Run the following command (replace /your_dir for the base directory where you have your data). Replace CPU for your CPU count.

docker run -it -v /your_dir:/ftmp -v /your_dir/interproscan-5.69-101.0/data:/opt/interproscan/data -v /tmp:/temp dnalinux/interproscan:5.69-101.0 --input /ftmp/funannotate/predict_results/ID.proteins.fa --disable-precalc --output-dir /ftmp/funannotate/ipsout --cpu CPU

InterProScan takes a set of predicted protein sequences and transforms them into a rich functional annotation by identifying known protein signatures, assigning higher-level InterPro classifications, and linking them to Gene Ontology terms.

Funannoate annotate

Run the following command (replace /your_dir for the base directory where you have your data)

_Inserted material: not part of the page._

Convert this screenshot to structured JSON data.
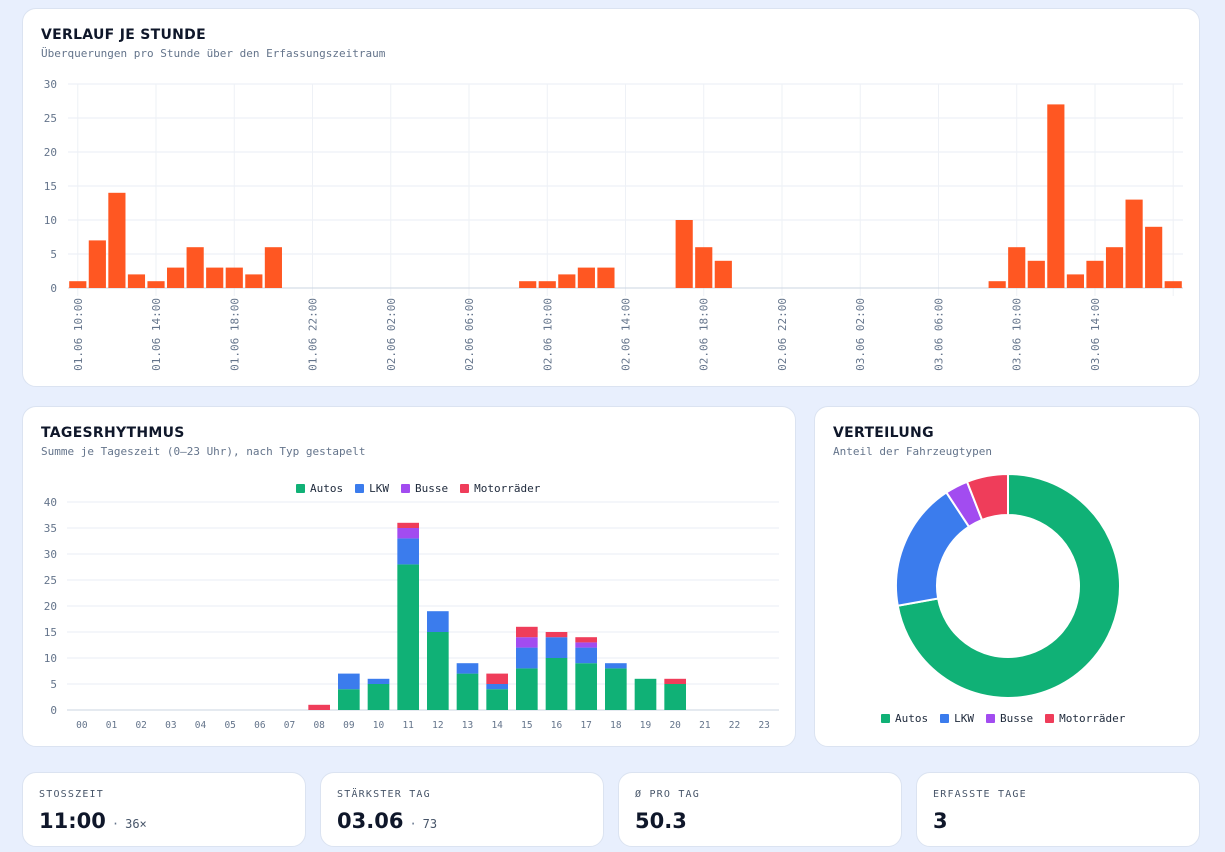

docker run -it -v /your_dir:/ftmp dnalinux/funannotate-gmes-dikarya funannotate annotate -i /ftmp/funannotate --fasta /ftmp/funannotate/predict_results/ID.proteins.fa --species ID --out /ftmp/FA_results --iprscan /ftmp/funannotate/ipsout/ID.proteins.fa.xml

funannotate annotate takes the predicted gene structures and their corresponding protein sequences, enriches them with detailed functional information derived from databases like InterProScan, and compiles all this into a complete and standardized set of genome annotation files. This is the culmination of the entire annotation pipeline, providing the biological insights into the sequenced organism.